(515h) Aqueous Hydrogen in Confinement: Structural and Dynamical Properties Estimated from Simulations
AIChE Annual Meeting
2024
2024 AIChE Annual Meeting
Computational Molecular Science and Engineering Forum
Applications of Molecular Modeling to Study Interfacial Phenomena II
Wednesday, October 30, 2024 - 2:15pm to 2:30pm
As the global focus on harnessing hydrogen energy to decarbonize diverse industrial sectors intensifies, the need for innovative approaches to store large volumes of this gas intermittently becomes more pressing. Large-scale underground hydrogen storage (UHS) might emerge as a viable solution. In this context, we investigate the solubility and diffusivity of hydrogen gas under confinement. Molecular Dynamics (MD) Simulation was employed for this project. The results are discussed in relation to the properties of confined water and compared to those obtained previously from our group for other gases in aqueous confinement, for instance, CO2 [1], CH4 [2], and H2S [3]. In this research, nano-confinement and pore size variations of kaolinite material were proven to influence both hydrogen and water structural and dynamical properties. Particularly, hydrogen solubility was enhanced significantly with unexpected distribution of the gas and water molecules. In addition, the results also revealed interesting diffusivity behavior of aqueous hydrogen. Notably, the study unveiled the mechanism for fascinating observations of structural and dynamical properties of hydrogen gas within hydrated kaolinite pores. In conclusion, this research offers valuable insights and once verified experimentally, it could be attributed to optimizing strategies for large-scale UHS and enhancing the efficiency of hydrogen storage systems.

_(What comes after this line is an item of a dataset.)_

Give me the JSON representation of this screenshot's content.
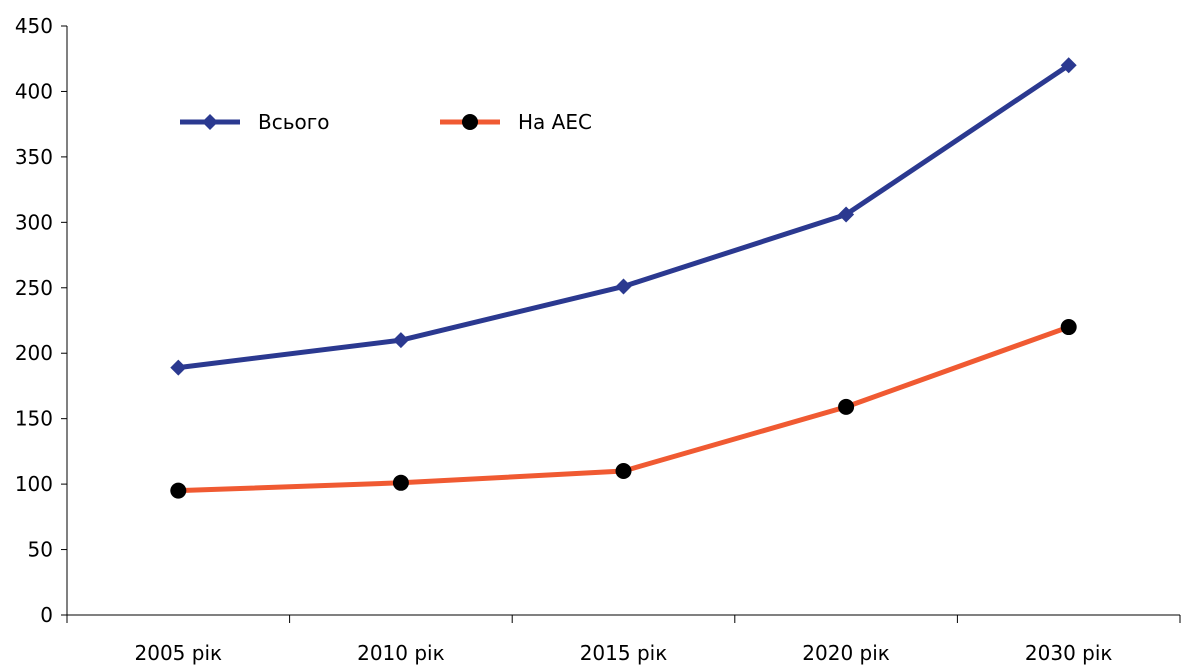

[1] A. Ali, A. Striolo, and D. R. Cole, "CO2 Solubility in Aqueous Electrolyte Solutions Confined in Calcite Nanopores", J. Phys. Chem. C, 2021, 125(22), 12333-12341.
[2] A. Phan, D. R. Cole, and A. Striolo, "Aqueous Methane in Slit-Shaped Silica Nanopores: High Solubility and Traces of Hydrates", J. Phys. Chem. C, 2014, 118(9), 4860-4868.
[3] S. B. Badmos, A. Striolo, and D. R. Cole, "Aqueous Hydrogen Sulfide in Slit-Shaped Silica Nanopores: Confinement Effects on Solubility, Structural, and Dynamical Properties", J. Phys. Chem. C, 2018, 122(26), 14744-14755.